No puedo evitar que mi mente evoque a Gustavo Adolfo Bécquer cuando Xavier Rodríguez Ruera, autor del recién publicado poemario La vida enorme, habla sobre su proceso creativo, el cual afirma venirle dado de algún misterioso —o no— lugar. Asegura escribir sus poemas de forma automática y no volver a ellos una vez cobran vida en el papel, pues entiende que ya habían sido creados en un momento previo.

Con otras palabras, viene a decir que se insemina de impresiones, las gesta durante un tiempo en sus entrañas y un día las pare. Al respecto, el romántico autor, que liberó a nuestra poesía de encorsetamientos métricos, en sus Cartas literarias a una mujer también afirmaba «…cuando siento no escribo. Guardo, sí, en mi cerebro, escritas, como en un libro misterioso, las impresiones que han dejado en él su huella al pasar […] duermen en mi memoria hasta el instante en que, puro, tranquilo, sereno y revestido, por decirlo así, de un poder sobrenatural, mi espíritu las evoca…» y añadía «escribo como el que copia de una página ya escrita…».

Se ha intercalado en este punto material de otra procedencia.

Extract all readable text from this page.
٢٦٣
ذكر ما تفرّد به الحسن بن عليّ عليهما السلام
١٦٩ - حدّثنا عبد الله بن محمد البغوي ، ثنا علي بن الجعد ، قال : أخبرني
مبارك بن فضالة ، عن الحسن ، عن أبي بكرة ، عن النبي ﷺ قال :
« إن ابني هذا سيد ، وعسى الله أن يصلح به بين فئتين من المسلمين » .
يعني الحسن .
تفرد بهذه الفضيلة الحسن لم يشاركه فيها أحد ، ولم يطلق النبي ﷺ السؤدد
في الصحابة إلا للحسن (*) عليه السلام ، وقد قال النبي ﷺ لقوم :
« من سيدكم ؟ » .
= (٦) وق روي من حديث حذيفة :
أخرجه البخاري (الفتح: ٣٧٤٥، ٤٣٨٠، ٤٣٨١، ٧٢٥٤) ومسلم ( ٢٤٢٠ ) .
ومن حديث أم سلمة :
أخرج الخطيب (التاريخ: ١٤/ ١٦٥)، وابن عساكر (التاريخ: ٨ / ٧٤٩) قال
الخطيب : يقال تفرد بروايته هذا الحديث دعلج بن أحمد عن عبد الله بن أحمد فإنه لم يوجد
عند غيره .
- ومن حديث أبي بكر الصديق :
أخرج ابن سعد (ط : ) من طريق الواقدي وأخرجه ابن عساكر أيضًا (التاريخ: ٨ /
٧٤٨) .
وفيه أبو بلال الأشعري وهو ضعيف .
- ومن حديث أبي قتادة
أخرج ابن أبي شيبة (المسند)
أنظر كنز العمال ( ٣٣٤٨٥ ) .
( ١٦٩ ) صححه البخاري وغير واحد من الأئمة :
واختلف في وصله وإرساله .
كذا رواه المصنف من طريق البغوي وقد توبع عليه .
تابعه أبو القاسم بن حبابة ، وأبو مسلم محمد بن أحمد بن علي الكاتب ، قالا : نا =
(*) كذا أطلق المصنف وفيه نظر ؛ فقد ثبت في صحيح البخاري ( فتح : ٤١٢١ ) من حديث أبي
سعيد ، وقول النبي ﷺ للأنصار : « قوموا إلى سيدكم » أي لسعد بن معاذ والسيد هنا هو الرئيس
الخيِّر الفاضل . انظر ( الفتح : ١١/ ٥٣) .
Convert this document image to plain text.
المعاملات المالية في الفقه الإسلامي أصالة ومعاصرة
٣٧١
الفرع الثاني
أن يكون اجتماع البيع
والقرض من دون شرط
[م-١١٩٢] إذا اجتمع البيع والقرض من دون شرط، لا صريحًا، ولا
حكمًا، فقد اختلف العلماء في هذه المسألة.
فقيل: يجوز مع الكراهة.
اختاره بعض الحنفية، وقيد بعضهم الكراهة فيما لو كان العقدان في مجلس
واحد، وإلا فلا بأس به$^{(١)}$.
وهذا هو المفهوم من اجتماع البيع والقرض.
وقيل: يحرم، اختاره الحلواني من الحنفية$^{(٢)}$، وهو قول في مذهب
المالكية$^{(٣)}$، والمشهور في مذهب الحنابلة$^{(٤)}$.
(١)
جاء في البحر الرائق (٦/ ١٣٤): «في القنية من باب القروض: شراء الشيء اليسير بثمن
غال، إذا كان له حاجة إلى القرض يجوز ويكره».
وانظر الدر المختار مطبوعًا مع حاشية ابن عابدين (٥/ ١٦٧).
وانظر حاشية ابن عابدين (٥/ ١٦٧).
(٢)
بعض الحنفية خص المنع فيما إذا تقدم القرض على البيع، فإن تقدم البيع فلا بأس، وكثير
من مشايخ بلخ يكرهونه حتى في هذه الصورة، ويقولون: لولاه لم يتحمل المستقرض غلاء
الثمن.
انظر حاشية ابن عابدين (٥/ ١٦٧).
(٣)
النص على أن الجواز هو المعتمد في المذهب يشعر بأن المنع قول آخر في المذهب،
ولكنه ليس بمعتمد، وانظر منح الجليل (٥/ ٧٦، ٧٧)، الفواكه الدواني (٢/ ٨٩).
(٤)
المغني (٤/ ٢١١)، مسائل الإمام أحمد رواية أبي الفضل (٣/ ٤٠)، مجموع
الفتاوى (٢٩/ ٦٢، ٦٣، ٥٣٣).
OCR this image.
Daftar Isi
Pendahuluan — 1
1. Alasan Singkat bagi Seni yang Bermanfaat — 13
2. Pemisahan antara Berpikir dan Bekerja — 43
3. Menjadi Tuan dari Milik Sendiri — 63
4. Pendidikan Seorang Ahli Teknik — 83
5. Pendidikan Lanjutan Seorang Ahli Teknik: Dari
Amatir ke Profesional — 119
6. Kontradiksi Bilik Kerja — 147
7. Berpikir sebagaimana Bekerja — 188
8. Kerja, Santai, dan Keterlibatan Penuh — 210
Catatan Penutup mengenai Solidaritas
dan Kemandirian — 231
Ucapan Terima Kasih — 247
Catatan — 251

La Vida Enorme tal vez lo que nos muestre sea eso: dibujos —reproducciones— de un paisaje emocional sentido en un momento distinto al del acto de escritura.

A priori la estructura que conforma el libro (al menos sus cuatro primeras partes: Infancia, Insolación, Desolación y Templanza) parecería indicarnos que corresponde a etapas vitales o a estadios de madurez creativa, pero a mi entender todo el poemario es una única pieza cuyo sujeto lírico nos muestra impresiones recordadas, imaginadas, absorbidas de lecturas o incluso inspiradas en las vidas de los diversos autores que navegan entre sus páginas. Como si dispusiera de una cámara fotográfica sensorial la voz poética captura imágenes que después positiva en palabras. Algunas —me refiero a las palabras— parecen proceder de una voz lejana, ajena incluso; otras sin embargo deambulan junto a él por su ciudad; todas, a paso cadente.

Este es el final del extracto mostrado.